Les frontières en débat
Fiche
Les frontières sont au cœur de nombreux débats. Souvent issues d'un rapport de force, elles peuvent être contestées, négociées, ou acceptées. Certaines frontières ont ainsi connu d'importantes transformations au cours des siècles. La définition des frontières se pose également dans des types d'espaces dont les enjeux ne sont pas ceux des frontières territoriales. C'est le cas des mers et des océans. La définition de frontières est ici rendue complexe par la présence d'un droit accordant des eaux territoriales et une zone économique exclusive aux États riverains.
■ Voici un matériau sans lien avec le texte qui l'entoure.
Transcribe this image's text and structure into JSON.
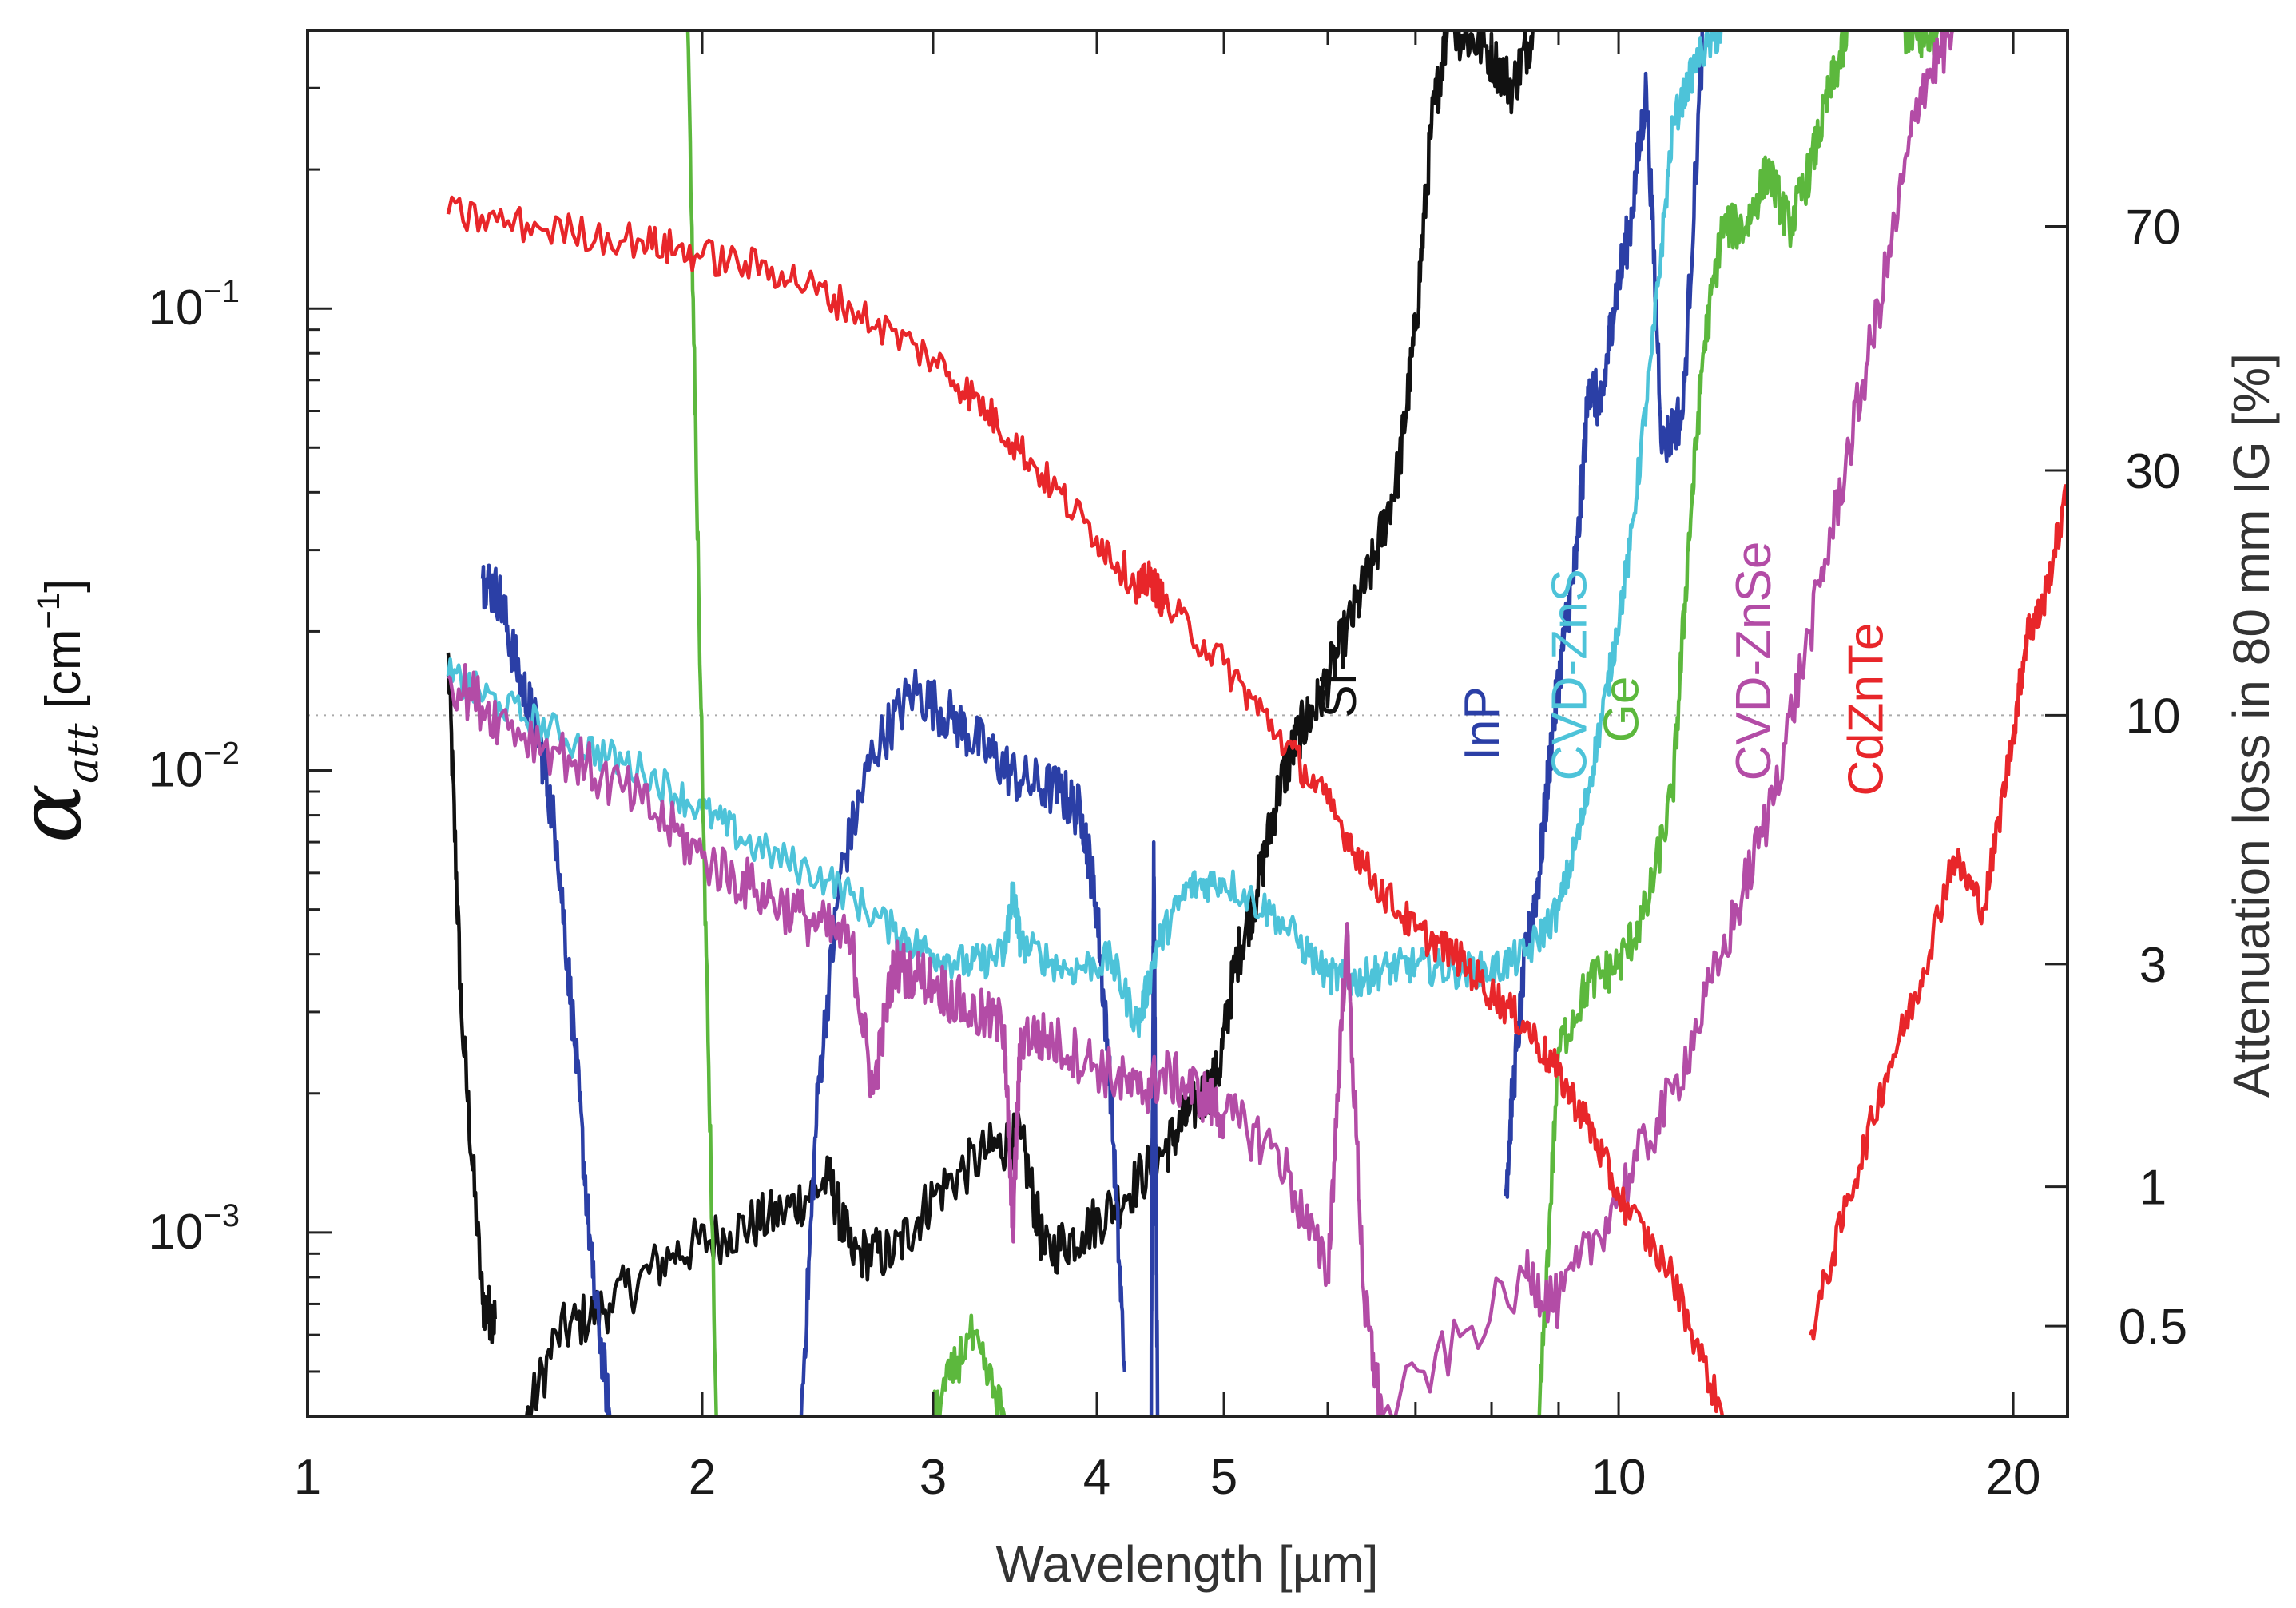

Le rapport entre la mer et les frontières relève donc de logiques différentes de celles qui existent dans le rapport entre frontières et territoires et pose la question des espaces n'appartenant à aucun État. S'ils restent patrimoine commun de l'ensemble de l'humanité, ils n'en sont pas moins convoités. L'étude comparée des débats autour de frontières terrestres contestées et du rapport entre les espaces maritimes et les États permet de cerner les enjeux de l'appropriation des territoires.
Les frontières terrestres contestées : l'exemple de la frontière germano-polonaise de 1939 à 1990
Certaines frontières terrestres sont contestées. Elles le sont généralement par des États qui souhaitent accroître leur territoire au détriment d'autres. Plusieurs légitimités sont alors invoquées : appartenances historiques, héritages culturels et linguistiques. Ces arguments sont souvent des justifications au service d'ambitions territoriales.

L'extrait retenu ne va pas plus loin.